The cyber-pirates who attacked La Jiribilla belong to extremist sectors of the Cuban exile community in the United States that oppose the Fidel Castro government concentrated in the US city of Miami.

The attack was directed against Cubaweb, the portal that is home to the Internet sites of the island’s leading media outlets, such as ‘Granma’ newspaper, official voice of the governing Communist Party, and ‘Juventud Rebelde’, the weekly published by the Communist Youth Union.

But in the case of La Jiribilla, which is sponsored by Juventud Rebelde, it was particularly unusual given the publication’s role in maintaining dialogue with Cuban emigrants and its rather progressive editorial line.

Juventud Rebelde promotes La Jiribilla is an “attempt to provide an in-depth look at certain aspects of the country’s artistic and literary life, which is often manipulated or unknown outside Cuba.”

But, among other things, the publication also aspires to “study and disseminate the works and contributions of Cuban creators, wherever they live and independent of their political ideas,” stated Rosa Miriam Elizalde, one of the digital magazine’s editors.

One of the most-read issues of the publication is one dedicated to historian Manuel Moreno Fraginals, who died May 9 in the United States, where he had sought political asylum in 1994 after obtaining a scholarship.

La Jiribilla has dedicated a great deal of space to the matters of emigration, religious attitudes among the Cuban population, literature, fine arts and the cultural policy that has overcome several decades of ignoring the work of Cubans in exile.

“We do not reject the direct political discussion that has its place in the spheres of literature and culture in general, but when it comes to Cuba, it tends to be tainted by prejudices and stereotypes,” said Elizalde.

La Jiribilla aims to refute the campaigns against the Cuban government that have arisen in the cultural field, but “not out of hate, which describes the attacks against us, but rather from the basis of the cleanest adhesion to the truth, and with a sense of humour,” said the journalist.

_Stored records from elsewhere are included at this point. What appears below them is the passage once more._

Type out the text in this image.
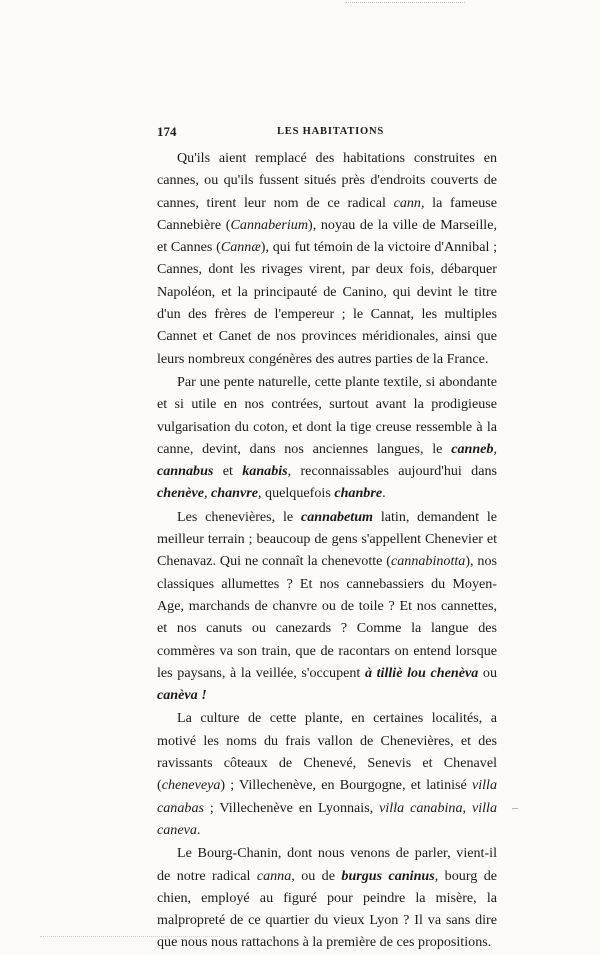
174	LES HABITATIONS

Qu'ils aient remplacé des habitations construites en cannes, ou qu'ils fussent situés près d'endroits couverts de cannes, tirent leur nom de ce radical cann, la fameuse Cannebière (Cannaberium), noyau de la ville de Marseille, et Cannes (Cannæ), qui fut témoin de la victoire d'Annibal ; Cannes, dont les rivages virent, par deux fois, débarquer Napoléon, et la principauté de Canino, qui devint le titre d'un des frères de l'empereur ; le Cannat, les multiples Cannet et Canet de nos provinces méridionales, ainsi que leurs nombreux congénères des autres parties de la France.

Par une pente naturelle, cette plante textile, si abondante et si utile en nos contrées, surtout avant la prodigieuse vulgarisation du coton, et dont la tige creuse ressemble à la canne, devint, dans nos anciennes langues, le canneb, cannabus et kanabis, reconnaissables aujourd'hui dans chenève, chanvre, quelquefois chanbre.

Les chenevières, le cannabetum latin, demandent le meilleur terrain ; beaucoup de gens s'appellent Chenevier et Chenavaz. Qui ne connaît la chenevotte (cannabinotta), nos classiques allumettes ? Et nos cannebassiers du Moyen-Age, marchands de chanvre ou de toile ? Et nos cannettes, et nos canuts ou canezards ? Comme la langue des commères va son train, que de racontars on entend lorsque les paysans, à la veillée, s'occupent à tilliè lou chenèva ou canèva !

La culture de cette plante, en certaines localités, a motivé les noms du frais vallon de Chenevières, et des ravissants côteaux de Chenevé, Senevis et Chenavel (cheneveya) ; Villechenève, en Bourgogne, et latinisé villa canabas ; Villechenève en Lyonnais, villa canabina, villa caneva.

Le Bourg-Chanin, dont nous venons de parler, vient-il de notre radical canna, ou de burgus caninus, bourg de chien, employé au figuré pour peindre la misère, la malpropreté de ce quartier du vieux Lyon ? Il va sans dire que nous nous rattachons à la première de ces propositions.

The publication is seen as the response by Cuban intellectuals living on the socialist-run island to the appearance last year of ‘Encuentro en la Red’ (Encounter on the Internet) (www.cubaencuentro.com), the digital version of the quarterly review “Encuentro de la cultura cubana” (Cuban Cultural Encounter).

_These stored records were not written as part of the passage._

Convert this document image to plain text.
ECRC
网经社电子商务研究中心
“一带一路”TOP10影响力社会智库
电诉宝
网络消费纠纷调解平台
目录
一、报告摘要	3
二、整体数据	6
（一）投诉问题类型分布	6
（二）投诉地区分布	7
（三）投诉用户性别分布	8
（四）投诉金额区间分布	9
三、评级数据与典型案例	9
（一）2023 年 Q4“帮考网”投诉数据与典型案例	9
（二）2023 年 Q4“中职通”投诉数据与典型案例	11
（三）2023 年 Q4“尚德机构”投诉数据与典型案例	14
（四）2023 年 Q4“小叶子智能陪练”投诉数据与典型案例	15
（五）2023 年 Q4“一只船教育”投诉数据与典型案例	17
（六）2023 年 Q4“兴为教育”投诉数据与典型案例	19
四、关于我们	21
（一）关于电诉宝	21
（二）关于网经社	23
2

This journal has been published in Madrid since 1996 under the directorship of Cuban novelist Jesús Díaz, author of “Las iniciales de la Tierra” (The Earth’s Initials) and “Las palabras perdidas” (The Lost Words).

Díaz has been a focus of attention at La Jiribilla, which has attempted to demonstrate through the author’s statements and fragments of some of his works that he is a proponent of “socialist realism” turned into anti-Castro activist. He even served as the subject of a recent contest organised by La Jiribilla.

“Who is he really? Moralistic censor and homophobe or broad- minded intellectual? Primitive theoretician or “creator”? Westerner or the Soviet-backer? Sharpshooter or ministerial jester? Hard-line communist or a who-will-finance-me social democrat?” asks the e-magazine.

The website offers users the opportunity to view photos, listen to music samples, and watch fragments of films, all selected by the journalists and intellectuals who, since May, have taken on the task of maintaining La Jiribilla, “without receiving a cent in exchange,” says Elizalde.

“It is a shame that this publication cannot reach a broader public on the island,” one member of the collective running the Internet journal told IPS.

There were only 3,625 computers in Cuba with Internet access last year, according to data from the Ministry of Information Technology and Communications.

Experts estimate that as many as 10 people use each one of these computers, but even so, the total is insignificant given that the population of the island is more than 11 million.